Frank Sinatra belting out "Stormy Weather." What a deep, thick, rolling voice--he sounds like he invented thunder.
Anyway, I promised to talk about "Three's Company" and sex. This is probably the first time I've written about sex as such, apart from an appalling section of "Black Sails Over Freeport," which reads like a Lifetime movie from an alternate universe ("Not Without My Undead Daughter!"). So forgive any stumbles. This happens to every guy the first time, right?
Let me start, as usual, by dragging in Dr. Percy, this time from "Love in the Ruins":
No one ever expects the English to be rascals (compare Greeks, Turks, Lebanese, Chinese). No, the English, who have no use for God, are the most decent people on the Earth. Why? Because they got rid of God. They got rid of God two hundred years ago and became extraordinarily decent to prove they didn't need him. Compare Merrie England of the fifteenth and sixteenth centuries. A nation of rowdies.
To unpack that a bit, Percy, like G.K. Chesterton, believed in orthodoxy. The constraints and rules of tradition made true freedom possible--because those limits defined the world for the believer. Without those definitions, the logic goes, people do as they please and then become a slave to their appetites. Which is not freedom at all.
So, in the quote above, the God-fearing Englishmen were free to play. Right and wrong were clearly defined, but there were lots of laughs to be had skirting the sulphur. Without God, there is no guiding star to reach for, no sulphur to avoid; so they putter along on tepid politeness. Chaucer's sinners are lustier than any Profumo, because they know they're taking on heaven; but Chaucer's bridegrooms are lustier still, because they have the mandate of God to make love. Trust me on this--I have a degree in English.

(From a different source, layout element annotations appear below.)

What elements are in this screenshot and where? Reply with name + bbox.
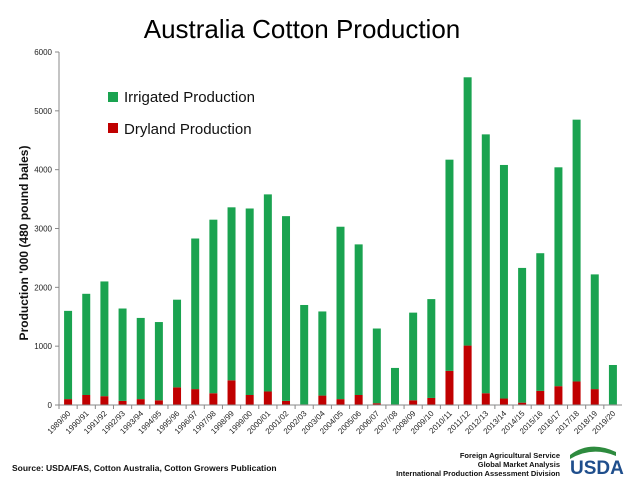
bar-dryland (572, 381, 581, 405)
bar-dryland (227, 380, 236, 405)
bar-dryland (590, 389, 599, 405)
bar-dryland (554, 386, 563, 405)
legend-label-dryland: Dryland Production (124, 121, 252, 138)
bar-dryland (263, 391, 272, 405)
bar-irrigated (445, 159, 454, 371)
bar-irrigated (536, 253, 545, 391)
credit-line-3: International Production Assessment Divi… (396, 469, 560, 478)
bar-dryland (536, 390, 545, 405)
bar-dryland (191, 389, 200, 405)
bar-irrigated (318, 311, 327, 396)
credit-line-2: Global Market Analysis (478, 460, 560, 469)
y-tick-label: 6000 (34, 48, 52, 57)
bar-irrigated (427, 299, 436, 398)
usda-logo-swoosh-icon (570, 446, 616, 459)
bar-dryland (100, 396, 109, 405)
x-axis: 1989/901990/911991/921992/931993/941994/… (46, 404, 622, 436)
bar-dryland (445, 370, 454, 405)
y-tick-label: 5000 (34, 107, 52, 116)
bar-irrigated (154, 322, 163, 401)
bar-dryland (154, 400, 163, 405)
bar-dryland (427, 397, 436, 405)
bar-irrigated (499, 164, 508, 399)
bar-dryland (118, 400, 127, 405)
bar-dryland (64, 399, 73, 405)
bar-irrigated (118, 308, 127, 401)
bar-irrigated (64, 310, 73, 400)
bar-irrigated (173, 299, 182, 388)
bar-irrigated (100, 281, 109, 397)
bar-irrigated (245, 208, 254, 395)
bars (64, 77, 617, 405)
y-tick-label: 4000 (34, 166, 52, 175)
bar-dryland (209, 393, 218, 405)
bar-irrigated (372, 328, 381, 404)
bar-irrigated (390, 367, 399, 405)
bar-dryland (318, 395, 327, 405)
y-axis-label: Production '000 (480 pound bales) (17, 146, 31, 341)
bar-irrigated (518, 267, 527, 403)
bar-dryland (409, 400, 418, 405)
bar-dryland (245, 394, 254, 405)
bar-irrigated (572, 119, 581, 382)
bar-dryland (372, 403, 381, 405)
bar-irrigated (300, 304, 309, 405)
bar-irrigated (409, 312, 418, 401)
bar-irrigated (82, 293, 91, 395)
legend-swatch-irrigated (108, 92, 118, 102)
bar-irrigated (354, 244, 363, 395)
legend-label-irrigated: Irrigated Production (124, 89, 255, 106)
bar-irrigated (608, 364, 617, 405)
chart-title: Australia Cotton Production (144, 14, 461, 44)
bar-dryland (282, 400, 291, 405)
bar-dryland (481, 393, 490, 405)
bar-dryland (354, 394, 363, 405)
legend-swatch-dryland (108, 123, 118, 133)
bar-dryland (518, 402, 527, 405)
bar-dryland (82, 394, 91, 405)
bar-irrigated (227, 207, 236, 381)
bar-dryland (463, 345, 472, 405)
bar-irrigated (336, 226, 345, 400)
bar-irrigated (463, 77, 472, 346)
bar-irrigated (191, 238, 200, 390)
bar-dryland (499, 398, 508, 405)
bar-irrigated (481, 134, 490, 394)
bar-irrigated (209, 219, 218, 394)
bar-dryland (136, 399, 145, 405)
credits: Foreign Agricultural Service Global Mark… (396, 451, 560, 478)
bar-irrigated (282, 216, 291, 401)
bar-dryland (173, 387, 182, 405)
y-tick-label: 1000 (34, 342, 52, 351)
bar-irrigated (554, 167, 563, 387)
bar-dryland (336, 399, 345, 405)
credit-line-1: Foreign Agricultural Service (460, 451, 560, 460)
usda-logo-text: USDA (570, 458, 624, 479)
usda-logo: USDA (570, 446, 624, 479)
legend: Irrigated Production Dryland Production (108, 89, 255, 138)
bar-irrigated (590, 274, 599, 390)
source-note: Source: USDA/FAS, Cotton Australia, Cott… (12, 463, 277, 473)
bar-irrigated (263, 194, 272, 392)
y-tick-label: 0 (48, 401, 53, 410)
bar-irrigated (136, 317, 145, 400)
y-tick-label: 3000 (34, 225, 52, 234)
y-axis: 0 1000 2000 3000 4000 5000 6000 (34, 48, 60, 410)
y-tick-label: 2000 (34, 283, 52, 292)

Which brings me to "Three's Company." The culture that produced it had its head so far up its ass it could peek out of its own mouth. But it still insisted on some admittedly arbitrary rules for popular entertainment--let's call those rules, for now, the Mandate of Heaven. "Three's Company" was a jiggle show powered by lousy gay jokes and plot devices so creaky they would've gotten cut out of "School for Scandal" during rehearsals. But it wasn't
dirty. The show's creators understood they were operating under the Mandate of Heaven and used those limits as a spur to creativity.

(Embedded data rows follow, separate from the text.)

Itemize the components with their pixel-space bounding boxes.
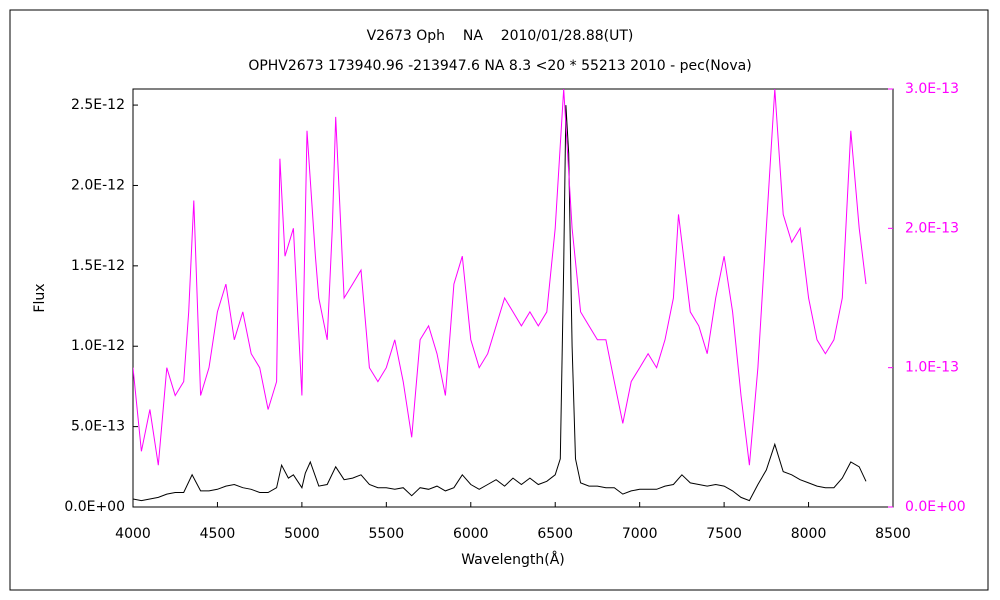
y-tick-label: 5.0E-13 [71,419,125,435]
y-tick-label: 2.0E-12 [71,177,125,193]
x-tick-label: 5500 [369,526,405,542]
y-tick-label: 1.5E-12 [71,258,125,274]
x-tick-label: 4500 [200,526,236,542]
x-tick-label: 8500 [875,526,911,542]
y2-tick-label: 2.0E-13 [905,220,959,236]
x-tick-label: 7500 [706,526,742,542]
y2-tick-label: 0.0E+00 [905,499,966,515]
spectrum-line [133,89,867,466]
x-tick-label: 6000 [453,526,489,542]
frame [9,9,989,591]
plot-area [132,88,894,508]
x-tick-label: 6500 [537,526,573,542]
y-axis-label: Flux [32,283,48,312]
x-axis-label: Wavelength(Å) [461,551,565,568]
y-tick-label: 2.5E-12 [71,97,125,113]
spectrum-line [133,105,867,502]
y-tick-label: 0.0E+00 [64,499,125,515]
chart-title: V2673 Oph NA 2010/01/28.88(UT) [367,28,634,44]
x-tick-label: 7000 [622,526,658,542]
x-tick-label: 4000 [115,526,151,542]
x-tick-label: 5000 [284,526,320,542]
y-tick-label: 1.0E-12 [71,338,125,354]
y2-tick-label: 1.0E-13 [905,360,959,376]
x-tick-label: 8000 [791,526,827,542]
y2-tick-label: 3.0E-13 [905,81,959,97]
chart-subtitle: OPHV2673 173940.96 -213947.6 NA 8.3 <20 … [248,58,751,74]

To see just how creative it was, compare it with "Man About the House," the British sitcom that inspired it. There, the characters are gritty and gap-toothed and awful to each other, like they just wandered over from the "Trainspotting" lot. On "Three's Company," the men are trying to bed everyone in sight, the girls are fighting off everyone in sight, but it's all in good humor--like a wife out of Chaucer, they know where heaven and hell are located, and they like skirting the sulphur for yuks. The pallid wastrels on "Man About the House" have never heard of either place, and just shuffle along under the stars.

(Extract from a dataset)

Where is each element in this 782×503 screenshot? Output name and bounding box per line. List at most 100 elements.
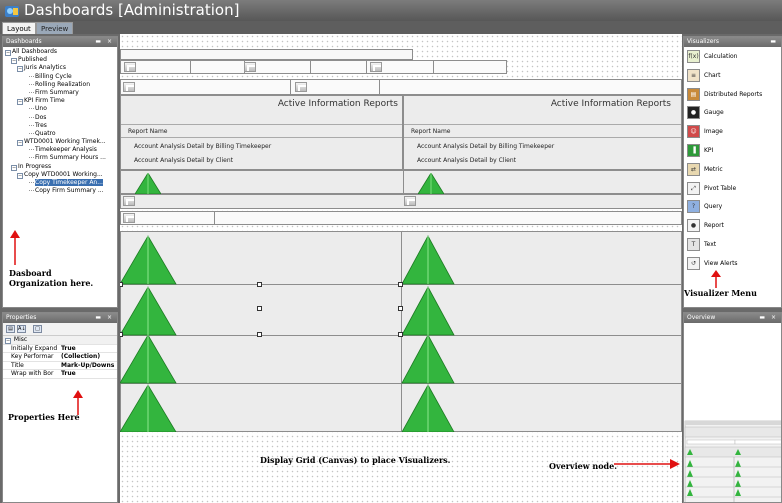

(By the way, I realize that the real-world version of that Regal Beagle joie de vrie had serious consequences. I'm just talking about TV here.)
As part of its creativity, "Three's Company" was discreet about sex. Yes, there was jiggle; yes, there were unsubtle jokes about Greedy Gretchen. But there was a
lightness about it, not
casualness--as there is on "Seinfeld" or "Friends" or "Sex and the City." By eliding the seamy stuff, by redefining sex as bikinis and jokes about canteloupes, the show was somehow more adult and knowing than "Seinfeld." In other words, the show knew that it was being unrealistic; and it knew the audience would know that too. So it was free to play. As opposed to shows today, which go into clinical detail about jacking off and the taste of jizz, but somehow miss the point of sex: the fun, the playfulness, the mystery, the sly risque stuff. If you can sit in a coffee shop and talk about giving head, the mystery's gone and embalmed.
Don't get me wrong. I wouldn't trade one episode of "Seinfeld" for all of "Three's Company" and "Laverne and Shirley." And that's the kick in the head. I'd rather have the stuff that's funny and clinical, but reflects a world without a compass, than a lusty merrie show that puts every impulse in its proper place but sucks like a collapsar. The same way, as Percy observed, Kafka's buddies would listen to him reading his godawfully depressing stories and laugh out loud--because they recognized the world he was describing and the familiarity of it cracked them up. The same way "Touched by an Angel," and the other gnostic fantasies of the Tiffany network, appall certain cranky religious aesthetes. That ain't life, baby!
One of Percy's big questions was,
Why do we feel so good when things are bad and feel so bad when things are good? Because we don't believe that things make sense anymore, because for all the frank clinical talk about neuroses and blowjobs the modern world can't tell us a single damned thing about how to live and be happy or even just human. So thanks and goodbye, Mr. Ritter; you put things in their place for half an hour a week.